At the age of 12, he again left Kashgar with his mother and then traveled to Turpan which lies in the north-eastern part of the kingdom of Kucha. Turpan was the home to more than 10,000 monks. There he met the master Suryasoma who instructed him in early Mahayana texts. Hence, Kumarajiva also converted to Mahayana Buddhism and started to study the works of Nagarjuna.

Early Fame of Kumarajiva

He receives more fame after he won the debate with Tirthika teacher. He was also asked to return to Kucha City by the King Po-Shui to train his daughter A-kie-ye-mo-ti who had converted into the nun. He was obliged and therefore he returned and then trained King's daughter in the Mahasannipata and Avatamsaka Sutras.

At age 20, he was ordained at the king's palace and lived in a new monastery built by King Po-Shun. He studied Pancavimsatisahasrika Prajnaparamita Sutra, one of the longer Prajnaparamita texts. It is also known that he had engaged in several debates and even had the dialogue with foreign monks. It is believed that from during this time, Jivaka had moved to Kashmir.

Later Life of Kumarajiva

Kumarajiva was so much popular that his fame was spread to faraway places. Seng Jun, Chinese Buddhist Monk played an important role to spread about Kumarajiva's abilities. Learning this, Emperor Fu Jian of the Former Qin Dynasty wished to bring Kumarajiva to Qin capital of Chang'an. Therefore, General Lu Guang and his army were set off to conquer Kuch and bring Kumarajiva. But the motive was not realized because they were defeated. Later Lu Guang declared his own state and became a warlord in the late 4th century. He captured Kuch and Kumarajiva as well. The warlord imprisoned Kumarajiva for many years and in this time Kumarajiva became familiar with the Chinese language.

After the Emperor Fu Jian was overthrown by the Yao Family, Emperor Yao Xing plead the warlord to free Kumarajiva but the warlord didn't accept the request. Hence, Emperor Yao Xing dispatched his armies in order to defeat the warlords of the Lu family and to bring back Kumarajiva to them. The armies of Emperor Yao won the battle and hence Kumarajiva was brought back to the capital of Chang'an in early 5th century.

When Kumarajiva arrived at Chang'an, he was immediately introduced to the emperor Yao Xing, the court and the Buddhist Leaders. He was recognized as a great master from the Western regions, and immediately took up a very high position in Chinese Buddhist circles of the time. He was given the title of National Teacher. He was approached by many people to learn from his direct teachings and through his translations.

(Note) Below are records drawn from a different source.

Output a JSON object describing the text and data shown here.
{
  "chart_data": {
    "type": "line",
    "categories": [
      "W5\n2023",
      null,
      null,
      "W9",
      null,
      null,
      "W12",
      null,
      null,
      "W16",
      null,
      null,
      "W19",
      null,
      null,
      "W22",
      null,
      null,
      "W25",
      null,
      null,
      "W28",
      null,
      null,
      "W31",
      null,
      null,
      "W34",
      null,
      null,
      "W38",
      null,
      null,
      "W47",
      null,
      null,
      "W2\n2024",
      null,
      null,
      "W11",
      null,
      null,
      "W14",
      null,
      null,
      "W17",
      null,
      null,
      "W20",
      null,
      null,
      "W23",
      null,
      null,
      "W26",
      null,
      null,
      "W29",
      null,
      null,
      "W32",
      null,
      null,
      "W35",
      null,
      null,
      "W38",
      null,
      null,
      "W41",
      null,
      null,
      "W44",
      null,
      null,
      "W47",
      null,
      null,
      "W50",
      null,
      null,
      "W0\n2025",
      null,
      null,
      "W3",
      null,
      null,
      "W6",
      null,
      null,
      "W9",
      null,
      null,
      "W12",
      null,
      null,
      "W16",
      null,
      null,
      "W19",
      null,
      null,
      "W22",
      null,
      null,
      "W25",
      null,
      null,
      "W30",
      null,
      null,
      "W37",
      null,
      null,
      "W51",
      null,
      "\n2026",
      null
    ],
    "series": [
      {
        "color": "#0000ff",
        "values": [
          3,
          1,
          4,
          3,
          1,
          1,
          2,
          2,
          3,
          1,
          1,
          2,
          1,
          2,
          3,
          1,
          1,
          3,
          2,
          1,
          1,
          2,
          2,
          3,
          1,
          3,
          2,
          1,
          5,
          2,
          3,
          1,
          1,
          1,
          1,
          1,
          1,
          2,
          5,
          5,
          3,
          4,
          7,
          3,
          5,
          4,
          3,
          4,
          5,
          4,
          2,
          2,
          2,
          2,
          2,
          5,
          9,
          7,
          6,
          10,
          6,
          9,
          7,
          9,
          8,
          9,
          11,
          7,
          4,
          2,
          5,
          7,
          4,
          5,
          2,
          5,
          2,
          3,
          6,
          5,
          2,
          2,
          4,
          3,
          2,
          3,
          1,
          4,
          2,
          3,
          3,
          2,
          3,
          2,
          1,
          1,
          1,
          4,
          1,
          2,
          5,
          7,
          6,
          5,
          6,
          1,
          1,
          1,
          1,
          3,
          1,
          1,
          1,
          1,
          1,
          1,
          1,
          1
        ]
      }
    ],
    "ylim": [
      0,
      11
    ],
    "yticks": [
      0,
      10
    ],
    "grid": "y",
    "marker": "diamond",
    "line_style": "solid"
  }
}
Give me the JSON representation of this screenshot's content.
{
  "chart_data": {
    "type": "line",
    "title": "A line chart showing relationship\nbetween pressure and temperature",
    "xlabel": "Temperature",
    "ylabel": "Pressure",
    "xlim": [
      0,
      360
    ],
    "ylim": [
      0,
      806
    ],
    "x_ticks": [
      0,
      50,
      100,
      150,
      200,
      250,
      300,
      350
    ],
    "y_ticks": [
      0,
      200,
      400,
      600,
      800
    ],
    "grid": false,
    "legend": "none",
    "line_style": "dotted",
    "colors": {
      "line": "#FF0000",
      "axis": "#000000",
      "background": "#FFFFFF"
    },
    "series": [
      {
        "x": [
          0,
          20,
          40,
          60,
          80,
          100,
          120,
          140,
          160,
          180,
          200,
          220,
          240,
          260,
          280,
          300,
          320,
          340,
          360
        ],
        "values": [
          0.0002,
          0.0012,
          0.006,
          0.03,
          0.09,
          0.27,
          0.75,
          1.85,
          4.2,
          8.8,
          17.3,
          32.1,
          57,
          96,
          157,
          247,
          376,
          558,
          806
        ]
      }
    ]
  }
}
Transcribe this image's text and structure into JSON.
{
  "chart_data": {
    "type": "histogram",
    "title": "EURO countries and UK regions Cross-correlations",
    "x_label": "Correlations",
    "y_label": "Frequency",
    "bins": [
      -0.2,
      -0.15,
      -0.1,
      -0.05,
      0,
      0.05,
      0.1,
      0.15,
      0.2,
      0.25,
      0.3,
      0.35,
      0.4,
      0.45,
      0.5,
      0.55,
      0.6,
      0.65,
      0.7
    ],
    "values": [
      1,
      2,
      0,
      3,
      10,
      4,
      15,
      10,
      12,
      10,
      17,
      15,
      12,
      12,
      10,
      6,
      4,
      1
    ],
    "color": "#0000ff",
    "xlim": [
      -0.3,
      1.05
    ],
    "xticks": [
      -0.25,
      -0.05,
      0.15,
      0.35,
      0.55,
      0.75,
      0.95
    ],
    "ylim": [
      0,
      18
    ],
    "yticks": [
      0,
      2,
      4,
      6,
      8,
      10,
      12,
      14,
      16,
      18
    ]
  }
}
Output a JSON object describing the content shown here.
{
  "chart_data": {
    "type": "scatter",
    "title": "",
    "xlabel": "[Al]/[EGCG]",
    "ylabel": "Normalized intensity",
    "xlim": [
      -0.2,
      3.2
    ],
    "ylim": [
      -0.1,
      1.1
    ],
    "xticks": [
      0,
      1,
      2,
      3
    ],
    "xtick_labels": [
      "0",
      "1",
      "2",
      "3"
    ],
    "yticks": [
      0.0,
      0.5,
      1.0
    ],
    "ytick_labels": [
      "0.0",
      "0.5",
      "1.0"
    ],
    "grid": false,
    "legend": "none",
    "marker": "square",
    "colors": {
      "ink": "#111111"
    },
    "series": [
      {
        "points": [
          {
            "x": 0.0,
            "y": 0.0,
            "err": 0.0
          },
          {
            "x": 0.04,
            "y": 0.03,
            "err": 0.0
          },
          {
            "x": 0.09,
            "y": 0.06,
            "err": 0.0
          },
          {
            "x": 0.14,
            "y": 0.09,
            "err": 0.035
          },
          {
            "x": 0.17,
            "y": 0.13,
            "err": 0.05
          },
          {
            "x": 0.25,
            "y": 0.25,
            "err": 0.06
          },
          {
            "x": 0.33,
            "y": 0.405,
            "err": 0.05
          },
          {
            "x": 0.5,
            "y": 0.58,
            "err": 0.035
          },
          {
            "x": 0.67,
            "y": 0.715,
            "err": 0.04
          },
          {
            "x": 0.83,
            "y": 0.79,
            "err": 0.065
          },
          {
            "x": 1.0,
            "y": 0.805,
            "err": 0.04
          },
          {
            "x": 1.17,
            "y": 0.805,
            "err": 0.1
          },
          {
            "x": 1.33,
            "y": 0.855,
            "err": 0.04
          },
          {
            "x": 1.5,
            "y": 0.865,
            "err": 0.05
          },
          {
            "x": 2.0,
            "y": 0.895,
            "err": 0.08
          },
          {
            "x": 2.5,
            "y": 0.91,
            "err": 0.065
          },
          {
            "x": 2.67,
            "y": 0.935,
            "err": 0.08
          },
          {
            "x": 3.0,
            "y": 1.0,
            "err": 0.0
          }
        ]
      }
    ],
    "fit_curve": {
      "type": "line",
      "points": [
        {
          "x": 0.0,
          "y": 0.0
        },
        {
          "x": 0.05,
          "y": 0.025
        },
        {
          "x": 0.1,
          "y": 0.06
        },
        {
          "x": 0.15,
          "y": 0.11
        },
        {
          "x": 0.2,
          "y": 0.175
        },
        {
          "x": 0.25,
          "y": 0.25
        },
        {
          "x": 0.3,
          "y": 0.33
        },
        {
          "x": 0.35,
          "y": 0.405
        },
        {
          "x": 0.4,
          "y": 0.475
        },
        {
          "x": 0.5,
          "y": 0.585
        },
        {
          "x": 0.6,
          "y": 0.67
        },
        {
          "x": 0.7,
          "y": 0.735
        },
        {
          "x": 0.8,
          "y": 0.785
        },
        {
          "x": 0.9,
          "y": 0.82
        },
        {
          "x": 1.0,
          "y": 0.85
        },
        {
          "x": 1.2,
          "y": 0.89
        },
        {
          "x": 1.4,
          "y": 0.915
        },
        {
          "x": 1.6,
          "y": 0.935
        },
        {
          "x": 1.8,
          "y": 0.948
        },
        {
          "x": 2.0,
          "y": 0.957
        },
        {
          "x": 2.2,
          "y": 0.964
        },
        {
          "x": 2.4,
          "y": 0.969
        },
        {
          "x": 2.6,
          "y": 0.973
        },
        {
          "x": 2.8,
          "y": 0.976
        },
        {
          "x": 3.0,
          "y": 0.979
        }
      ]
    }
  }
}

Kumarajiva while staying at Chang'an translated many sutras into Chinese with the direct request of Emperor Yao Xing. The Emperor also helped to spread the teachings of Buddha through the constructions of many Buddhist pagodas and temples housing Buddha statues. It is described that due to the influence of Kumarajiva and Yao Xing, 90 percent of the population became Buddhists.